За столом Думанский сел так, чтобы лучше видеть лицо Молли, освещенное тихим, ровным и спокойным светом лампы.
— Знаете… — он первым нарушил молчание. — Знаете, бывает, что два человека проживают вместе одну жизнь, большую и счастливую. Они находят истинное счастье в том, чтобы жить друг для друга, жертвовать друг для друга чем угодно, не задумываясь. Они идут земным путем рука об руку, и у них даже не возникает тени сомнения, что когда-то, перейдя за грань этого мира, они и там останутся вместе — в вечности…
Молли, не отрывая взгляда от накрытого стола, сама разливала чай, сливки из молочника. Думанский зачарованно наблюдал за ее движениями, за тем, как философски покойно наполняются чашки — сначала красно-бурая струйка, потом кремовая. Образы семейной идиллии не покидали его воображение. Только бы она слушала, только бы не пренебрегала его откровением!

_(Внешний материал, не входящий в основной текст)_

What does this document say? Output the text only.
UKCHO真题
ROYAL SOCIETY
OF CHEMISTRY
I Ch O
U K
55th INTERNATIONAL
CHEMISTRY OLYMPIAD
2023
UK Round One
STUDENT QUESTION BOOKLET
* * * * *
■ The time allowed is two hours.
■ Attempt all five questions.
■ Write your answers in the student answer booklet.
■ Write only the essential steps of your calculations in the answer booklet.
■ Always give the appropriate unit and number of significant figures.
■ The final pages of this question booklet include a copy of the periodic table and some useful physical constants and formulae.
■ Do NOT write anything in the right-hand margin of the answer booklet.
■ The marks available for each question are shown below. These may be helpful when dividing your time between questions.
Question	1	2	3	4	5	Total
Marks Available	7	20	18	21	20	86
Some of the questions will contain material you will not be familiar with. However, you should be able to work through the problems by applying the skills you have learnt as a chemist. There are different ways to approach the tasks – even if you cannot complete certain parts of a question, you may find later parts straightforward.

— …Ну почему подобное принято считать всего лишь сказкой? Да-да: они прожили долго и счастливо и умерли в один день… Именно так — вот высшая правда счастливой жизни двух любящих сердец! Когда есть любовь, она и сказку превращает в реальность и даже…
Ложечка, которой Молли размешивала сахар, тонко прозвенела о дорогой фарфор. И этот тишайший, фарфоровый благовест перевернул что-то в душе Думанского. Он запнулся. Умолк на полуфразе. Посмотрел Молли прямо в глаза.
«Что же со мной происходит? — подумал он. — И какая из жизней — реальная? Та, в которой осталась духовно совершенно отдалившаяся от меня женщина, названная мною однажды женой, или эта, с тихим светом лампы и тихим, сосредоточенным лицом — Молли? Господи, да кого же я вел к алтарю, кому говорил слова священной клятвы? Где вся та жизнь и была ли она вообще?»
Прежнее вдруг отступило, сделалось ничтожным, мелким. Он понял: существует лишь та жизнь, что происходит сегодня, сейчас. Эта жизнь была перед ним. И имя ей было — Мария, Машенька, Молли… Молли, которая ладонью машинально расправляла несуществующую складку на скатерти, молчала и теперь неотрывно смотрела в меняющееся каждую секунду, вдохновенное лицо Думанского.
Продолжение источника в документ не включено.